Kaustabh Vaghmare, a data scientist from the Inter -University Center for Astronomy and Astrophysics (IUCAA) in Pune, India, who also attended the ICTS-SAMSI workshop, agreed. Vaghmare began by saying that time domain astronomy has improved a great deal in the last decade, due in large part, to advances in robotic telescopes, image processing and database technologies. These advances, according to Vaghmare, have given astronomers the ability to organize several systematic surveys of the sky. In addition to those advances though, Vaghmare sited the importance of the human aspect as a valuable way of sharing information. “This [ICTS-SAMSI] workshop helped form several collaborations to enable what will likely prove to be a fruitful collaboration among people from diverse backgrounds that can propel the progress of science,” he said.

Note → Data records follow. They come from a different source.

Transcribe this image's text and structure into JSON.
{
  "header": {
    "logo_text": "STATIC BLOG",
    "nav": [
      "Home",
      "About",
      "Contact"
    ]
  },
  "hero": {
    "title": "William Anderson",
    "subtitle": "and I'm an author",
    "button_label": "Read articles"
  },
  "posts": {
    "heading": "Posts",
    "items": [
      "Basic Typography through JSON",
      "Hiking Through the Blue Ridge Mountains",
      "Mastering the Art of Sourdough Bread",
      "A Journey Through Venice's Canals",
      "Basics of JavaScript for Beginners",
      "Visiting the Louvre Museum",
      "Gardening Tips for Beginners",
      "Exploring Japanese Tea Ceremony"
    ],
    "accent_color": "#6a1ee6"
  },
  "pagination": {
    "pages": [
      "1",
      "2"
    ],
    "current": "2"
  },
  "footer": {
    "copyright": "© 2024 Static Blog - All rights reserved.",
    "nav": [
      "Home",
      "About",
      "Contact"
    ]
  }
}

Joint workshops, like the ICTS-SAMSI workshop, help SAMSI to emphasize the value of collaborating with other institutions or across fields of study. The results of these collaborations creates more dynamic ways to solve traditional problems using the tools of applied mathematics and statistics as a guide.

The program offered academic courses on Analytical Methods and Applications to Astrophysics and Astronomy in the fall of 2016 and Time Series Methods for Astronomy this past spring. The program also provided numerous opportunities for graduate and undergraduate students to participate and see what future opportunities are available to them in the field of astronomy from a mathematician’s point of view.

As the ASTRO Program transitions, SAMSI sets its sights on the two new 2017-2018 programs: Program on Mathematical and Statistical Methods for Climate and the Earth System (CLIM) and the Program on Quasi-Monte Carlo and High Dimensional Sampling Methods for Applied Mathematics (QMC). Both programs open this August and will end in May 2018.